Necessary and sufficient condition for constructing a single qudit insertion/deletion code and its decoding algorithm
Taro Shibayama
TL;DR
This work extends the Knill-Laflamme condition to quantum errors that change the particle count, showing that single deletion and single insertion errors share the same correctability criteria. It develops a recovery framework for non-square Kraus operators and proves the KL condition remains the key criterion in this broader setting. Two parallel, necessary-and-sufficient condition sets are derived: (C^{del}) for single deletion and (C^{ins}) for single insertion errors, and these are shown to be equivalent.
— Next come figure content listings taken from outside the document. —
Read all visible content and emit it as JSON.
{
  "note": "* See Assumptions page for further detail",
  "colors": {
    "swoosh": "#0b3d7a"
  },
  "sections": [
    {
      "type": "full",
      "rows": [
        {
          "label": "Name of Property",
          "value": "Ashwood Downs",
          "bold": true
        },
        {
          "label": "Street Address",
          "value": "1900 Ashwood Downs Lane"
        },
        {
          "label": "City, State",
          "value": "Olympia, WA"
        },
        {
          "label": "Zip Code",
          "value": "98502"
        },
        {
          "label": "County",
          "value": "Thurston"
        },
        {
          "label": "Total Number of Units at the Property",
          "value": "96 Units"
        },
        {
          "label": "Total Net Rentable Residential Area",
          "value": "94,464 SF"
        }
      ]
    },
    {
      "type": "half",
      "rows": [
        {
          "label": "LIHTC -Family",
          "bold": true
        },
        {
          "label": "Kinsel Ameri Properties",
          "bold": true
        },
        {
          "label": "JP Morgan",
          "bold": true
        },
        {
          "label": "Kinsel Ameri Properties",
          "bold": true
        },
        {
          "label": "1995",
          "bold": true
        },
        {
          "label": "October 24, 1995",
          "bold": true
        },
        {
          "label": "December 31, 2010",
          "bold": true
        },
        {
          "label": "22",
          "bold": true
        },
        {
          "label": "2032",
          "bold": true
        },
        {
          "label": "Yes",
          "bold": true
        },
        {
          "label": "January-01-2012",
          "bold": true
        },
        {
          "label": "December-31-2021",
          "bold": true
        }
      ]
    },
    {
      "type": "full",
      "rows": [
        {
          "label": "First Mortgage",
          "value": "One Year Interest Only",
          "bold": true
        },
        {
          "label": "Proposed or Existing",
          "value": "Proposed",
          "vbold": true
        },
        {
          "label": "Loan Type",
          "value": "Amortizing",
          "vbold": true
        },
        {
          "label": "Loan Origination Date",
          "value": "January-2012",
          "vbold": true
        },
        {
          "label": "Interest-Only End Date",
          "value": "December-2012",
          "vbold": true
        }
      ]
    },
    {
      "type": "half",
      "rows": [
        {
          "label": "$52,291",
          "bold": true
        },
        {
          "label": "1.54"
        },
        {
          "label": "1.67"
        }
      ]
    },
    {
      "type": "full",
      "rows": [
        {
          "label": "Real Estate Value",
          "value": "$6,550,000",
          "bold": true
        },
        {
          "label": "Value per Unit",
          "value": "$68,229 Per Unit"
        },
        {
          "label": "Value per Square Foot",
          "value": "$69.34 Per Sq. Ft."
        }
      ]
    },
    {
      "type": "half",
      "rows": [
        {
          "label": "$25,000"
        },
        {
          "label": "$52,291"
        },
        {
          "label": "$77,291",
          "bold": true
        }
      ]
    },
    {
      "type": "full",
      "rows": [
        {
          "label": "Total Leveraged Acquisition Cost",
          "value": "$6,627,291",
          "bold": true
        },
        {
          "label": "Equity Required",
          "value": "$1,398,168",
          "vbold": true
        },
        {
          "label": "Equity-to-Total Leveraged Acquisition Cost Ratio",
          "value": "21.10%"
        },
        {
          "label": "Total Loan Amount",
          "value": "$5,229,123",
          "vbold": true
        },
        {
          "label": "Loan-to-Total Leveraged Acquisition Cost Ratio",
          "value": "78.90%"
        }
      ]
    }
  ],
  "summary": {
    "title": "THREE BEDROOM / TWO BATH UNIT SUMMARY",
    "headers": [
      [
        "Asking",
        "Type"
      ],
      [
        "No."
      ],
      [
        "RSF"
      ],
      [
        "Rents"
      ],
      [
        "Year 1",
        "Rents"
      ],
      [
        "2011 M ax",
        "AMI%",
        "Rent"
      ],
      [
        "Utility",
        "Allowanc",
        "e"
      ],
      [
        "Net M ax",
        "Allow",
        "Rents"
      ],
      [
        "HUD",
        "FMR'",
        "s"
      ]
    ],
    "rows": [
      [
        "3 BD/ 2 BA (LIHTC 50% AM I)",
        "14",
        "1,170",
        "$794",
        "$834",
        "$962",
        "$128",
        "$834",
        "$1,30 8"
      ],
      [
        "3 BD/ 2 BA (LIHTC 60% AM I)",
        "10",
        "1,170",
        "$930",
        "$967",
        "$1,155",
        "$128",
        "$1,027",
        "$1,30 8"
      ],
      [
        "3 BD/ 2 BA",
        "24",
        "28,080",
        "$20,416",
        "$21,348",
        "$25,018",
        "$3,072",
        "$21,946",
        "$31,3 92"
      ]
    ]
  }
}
The authors present a concrete 6-qudit, l=3 insertion/deletion code with explicit decoding procedures based on a Gram-Schmidt basis and measurement-driven corrections, illustrating both deletion and insertion correction in a non-binary setting and enabling practical construction of non-binary insertion/deletion codes.
Abstract
This paper shows that Knill-Laflamme condition, known as a necessary and sufficient condition for quantum error-correction, can be applied to quantum errors where the number of particles changes before and after the error. This fact shows that correctabilities of single deletion errors and single insertion errors are equivalent. By applying Knill-Laflamme condition, we generalize the previously known correction conditions for single insertion and deletion errors to necessary and sufficient level. By giving an example that satisfies this condition, we construct a new single qudit insertion/deletion code and explain its decoding algorithm.